Er is nog te weinig bekend over de redenen dat mensen vol goede moed beginnen met fitness, maar het niet volhouden. Jan Middelkamp is de eerste Nederlandse onderzoeker die op fitness promoveerde. Hij deed onderzoek naar training als een vorm van gezondheidsgedrag. En naar hoe dit gedrag zich ontwikkelt en kan worden veranderd (naar vaker en langer fitnessen).

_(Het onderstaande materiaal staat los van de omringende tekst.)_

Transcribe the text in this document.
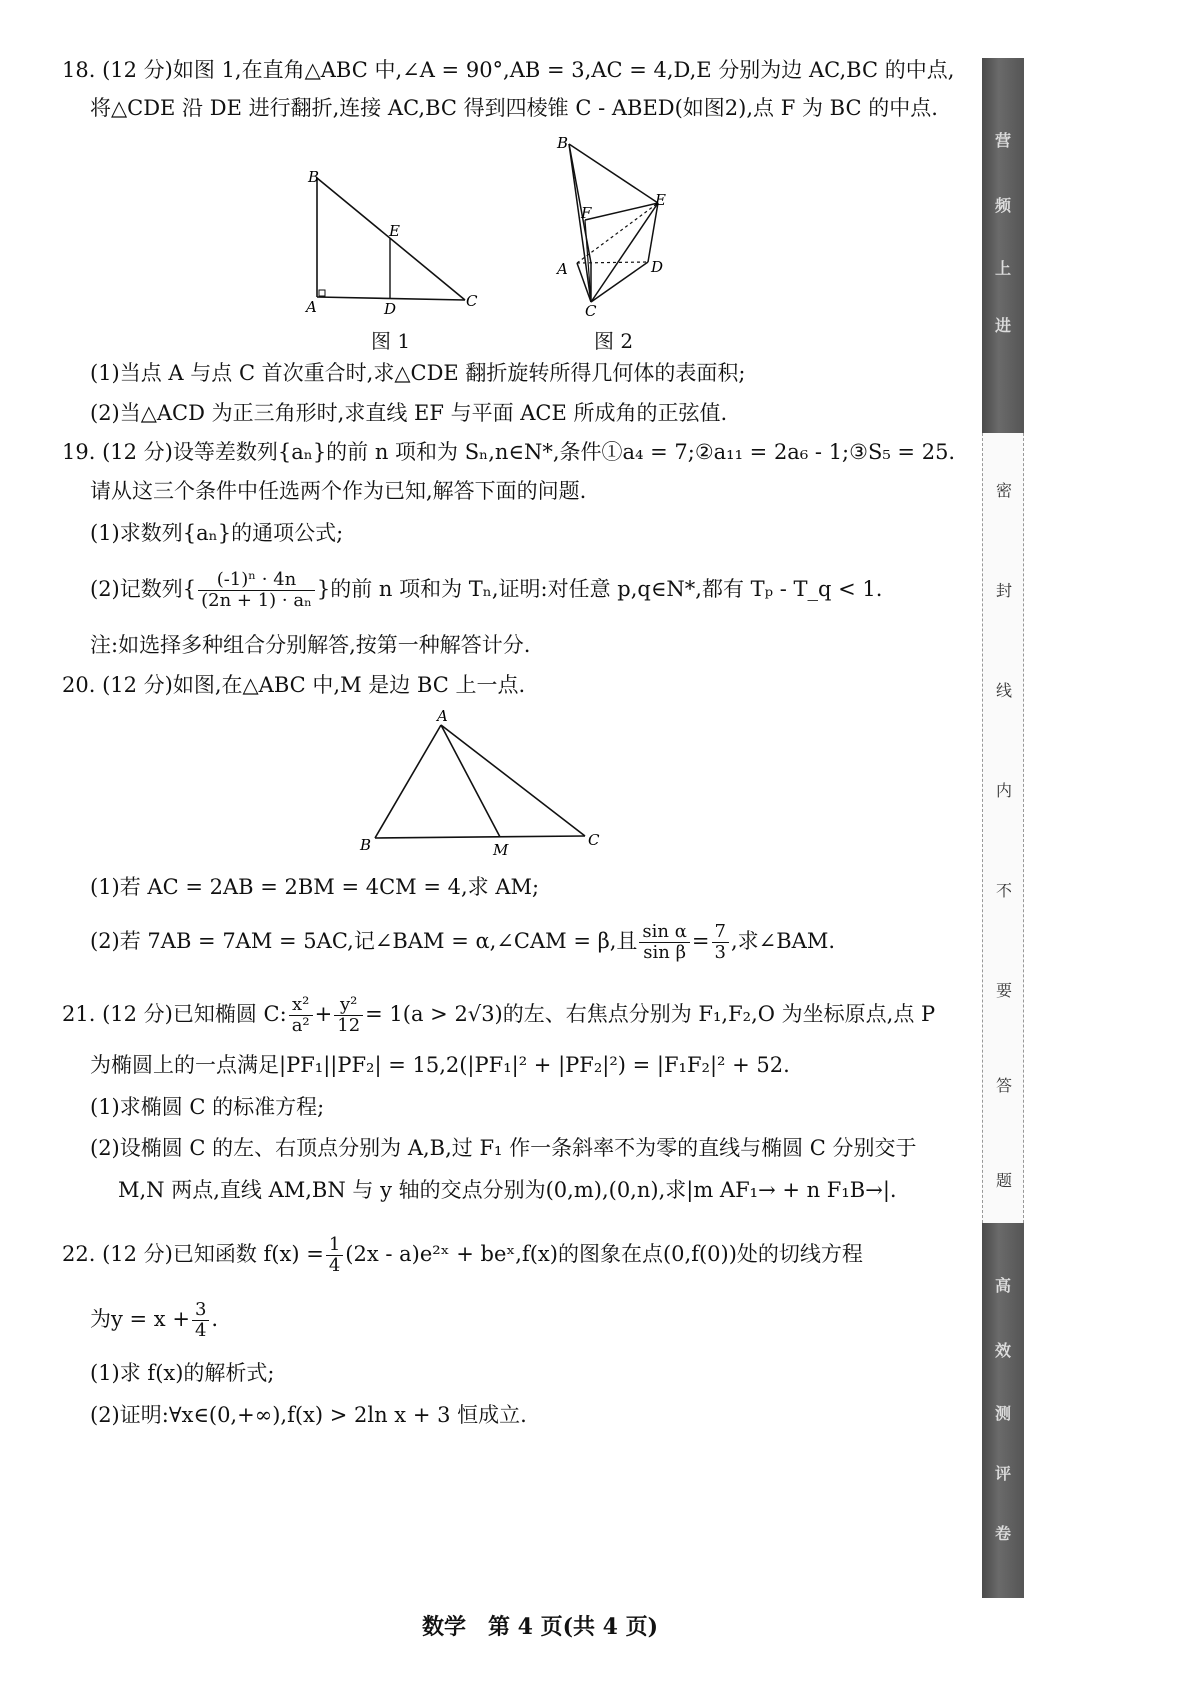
18. (12 分)如图 1,在直角△ABC 中,∠A = 90°,AB = 3,AC = 4,D,E 分别为边 AC,BC 的中点,
将△CDE 沿 DE 进行翻折,连接 AC,BC 得到四棱锥 C - ABED(如图2),点 F 为 BC 的中点.
B
E
A	D	C
图 1
B
F
E
A	D
C
图 2
(1)当点 A 与点 C 首次重合时,求△CDE 翻折旋转所得几何体的表面积;
(2)当△ACD 为正三角形时,求直线 EF 与平面 ACE 所成角的正弦值.
19. (12 分)设等差数列{aₙ}的前 n 项和为 Sₙ,n∈N*,条件①a₄ = 7;②a₁₁ = 2a₆ - 1;③S₅ = 25.
请从这三个条件中任选两个作为已知,解答下面的问题.
(1)求数列{aₙ}的通项公式;
(2)记数列{ $\frac{\text{(-1)ⁿ · 4n}}{\text{(2n + 1) · aₙ}}$ }的前 n 项和为 Tₙ,证明:对任意 p,q∈N*,都有 Tₚ - T_q < 1.
注:如选择多种组合分别解答,按第一种解答计分.
20. (12 分)如图,在△ABC 中,M 是边 BC 上一点.
A
B	M
C
(1)若 AC = 2AB = 2BM = 4CM = 4,求 AM;
(2)若 7AB = 7AM = 5AC,记∠BAM = α,∠CAM = β,且 $\frac{\text{sin α}}{\text{sin β}} = \frac{7}{3}$ ,求∠BAM.
21. (12 分)已知椭圆 C: $\frac{\text{x²}}{\text{a²}} + \frac{\text{y²}}{12} = 1(a > 2√3)$的左、右焦点分别为 F₁,F₂,O 为坐标原点,点 P
为椭圆上的一点满足|PF₁||PF₂| = 15,2(|PF₁|² + |PF₂|²) = |F₁F₂|² + 52.
(1)求椭圆 C 的标准方程;
(2)设椭圆 C 的左、右顶点分别为 A,B,过 F₁ 作一条斜率不为零的直线与椭圆 C 分别交于
M,N 两点,直线 AM,BN 与 y 轴的交点分别为(0,m),(0,n),求|m AF₁→ + n F₁B→|.
22. (12 分)已知函数 $f(x) = \frac{1}{4} (2x$ - a)e²ˣ + beˣ,f(x)的图象在点(0,f(0))处的切线方程
为$y = x + \frac{3}{4}$ .
(1)求 f(x)的解析式;
(2)证明:∀x∈(0,+∞),f(x) > 2ln x + 3 恒成立.
营
频
上
进
密
封
线
内
不
要
答
题
高
效
测
评
卷
数学　第 4 页(共 4 页)
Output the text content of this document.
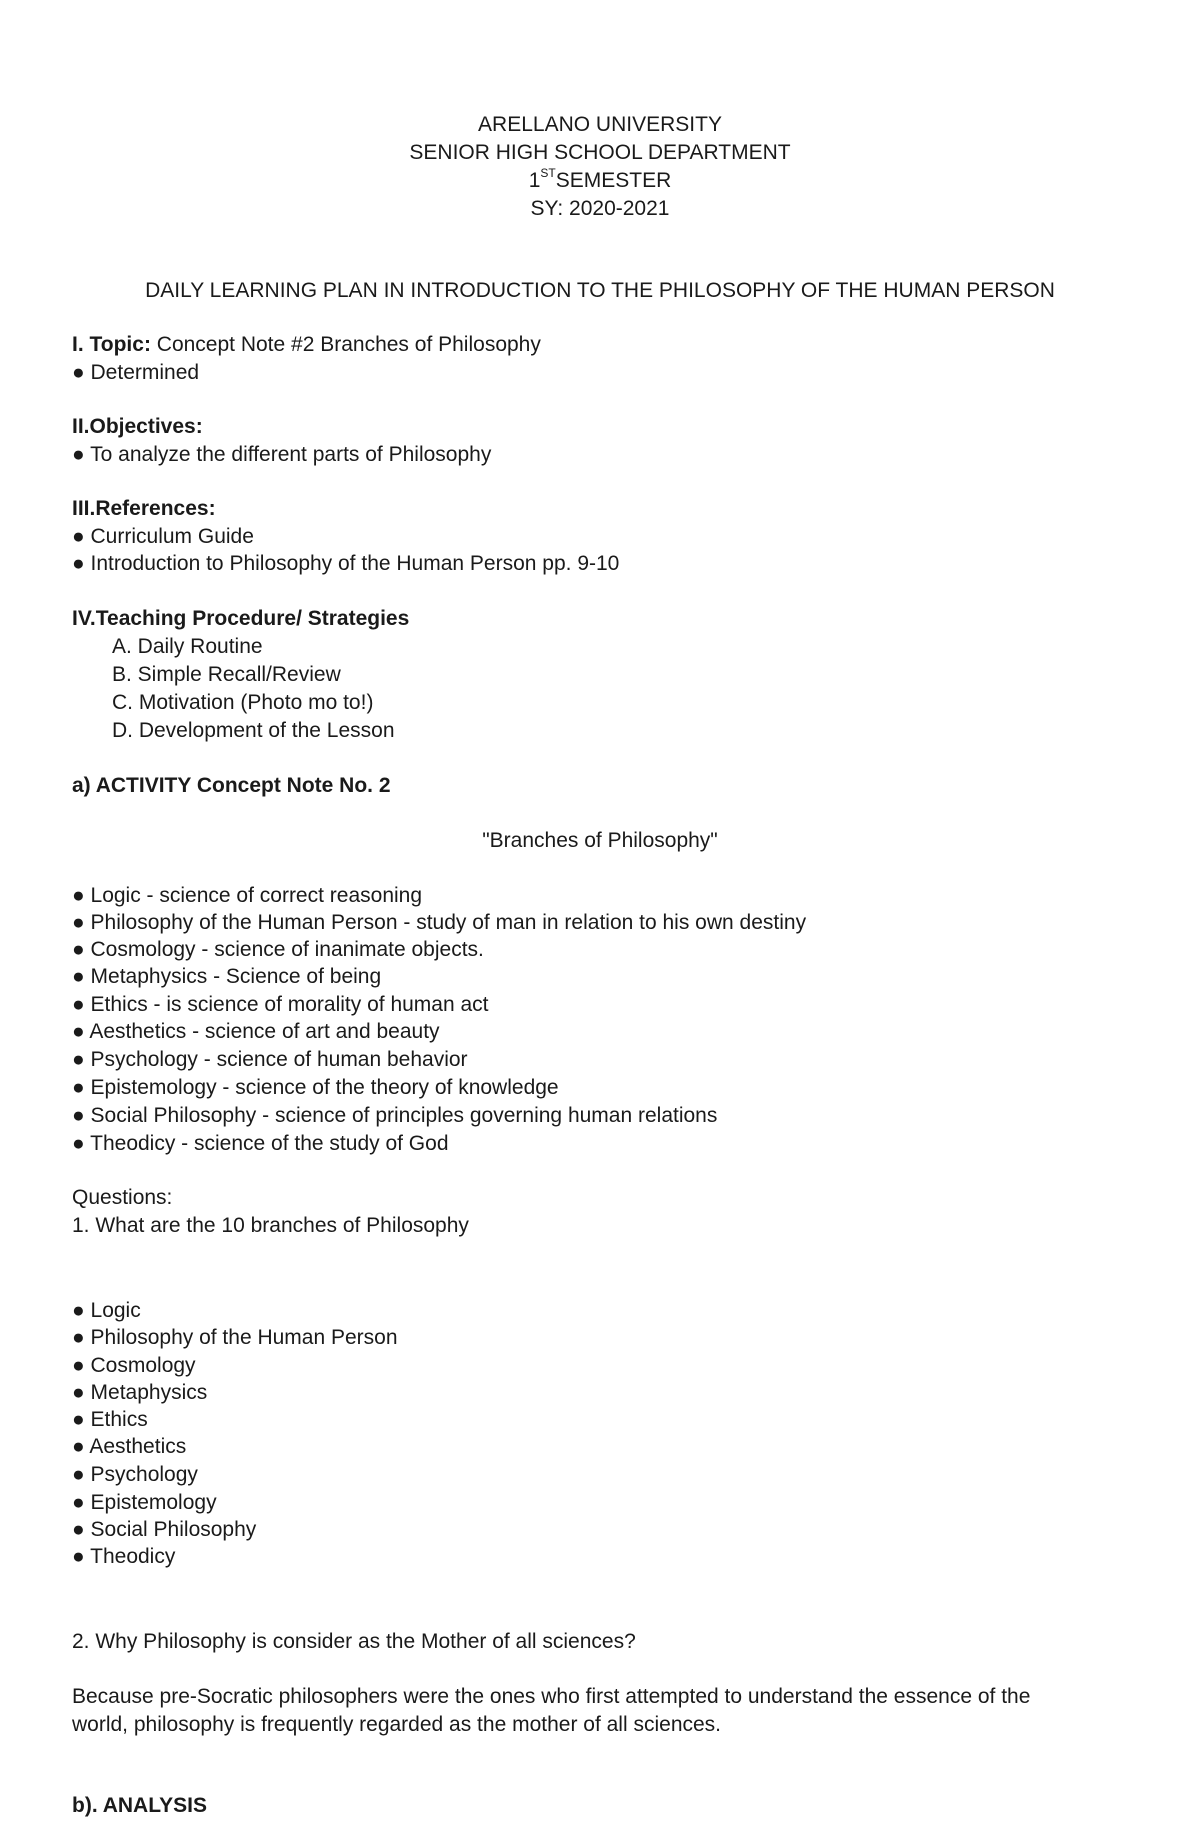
ARELLANO UNIVERSITY
SENIOR HIGH SCHOOL DEPARTMENT
1STSEMESTER
SY: 2020-2021
DAILY LEARNING PLAN IN INTRODUCTION TO THE PHILOSOPHY OF THE HUMAN PERSON
I. Topic: Concept Note #2 Branches of Philosophy
● Determined
II.Objectives:
● To analyze the different parts of Philosophy
III.References:
● Curriculum Guide
● Introduction to Philosophy of the Human Person pp. 9-10
IV.Teaching Procedure/ Strategies
A. Daily Routine
B. Simple Recall/Review
C. Motivation (Photo mo to!)
D. Development of the Lesson
a) ACTIVITY Concept Note No. 2
"Branches of Philosophy"
● Logic - science of correct reasoning
● Philosophy of the Human Person - study of man in relation to his own destiny
● Cosmology - science of inanimate objects.
● Metaphysics - Science of being
● Ethics - is science of morality of human act
● Aesthetics - science of art and beauty
● Psychology - science of human behavior
● Epistemology - science of the theory of knowledge
● Social Philosophy - science of principles governing human relations
● Theodicy - science of the study of God
Questions:
1. What are the 10 branches of Philosophy
● Logic
● Philosophy of the Human Person
● Cosmology
● Metaphysics
● Ethics
● Aesthetics
● Psychology
● Epistemology
● Social Philosophy
● Theodicy
2. Why Philosophy is consider as the Mother of all sciences?
Because pre-Socratic philosophers were the ones who first attempted to understand the essence of the world, philosophy is frequently regarded as the mother of all sciences.
b). ANALYSIS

Het transtheoretische model voor gedragsverandering
Starten met trainen en dit ook volhouden vergt gedragsverandering. Aan de hand van wetenschappelijke theorieën proberen onderzoekers dit gedrag te beschrijven, verklaren en voorspellen. Jan Middelkamp heeft in zijn promotie het Transtheoretical model of change (kortweg TTM) gebruikt. Het TTM bevat concepten van gedrag zoals emoties en cognities (zie figuur 1). De concepten die in het model worden geïntegreerd zijn verdeeld over vier pijlers:
- Stages of change (fasen van verandering): dit is het centrale concept van de theorie. Door de tijd heen doorloopt iemand bij gedragsverandering de verschillende fases uit figuur 1. Namelijk nadenken, voorbereiding, actie, onderhouden en terugvallen.
- Decisional balance (beslissingsbalans): dit gaat over hoe iemand persoonlijk balans afweegt wat betreft de voor- en nadelen van veranderen.
- Self-efficacy (eigen-effectiviteit): dit beschrijft de mate waarin iemand van zichzelf gelooft dat hij of zij bepaalde barrières kan overwinnen en daarbij niet terugvalt.
- Processes of change (processen van verandering): dit gaat over verschillende cognitieve- en gedragsprocessen die invloed hebben op het uiteindelijk wel of niet veranderen van gedrag.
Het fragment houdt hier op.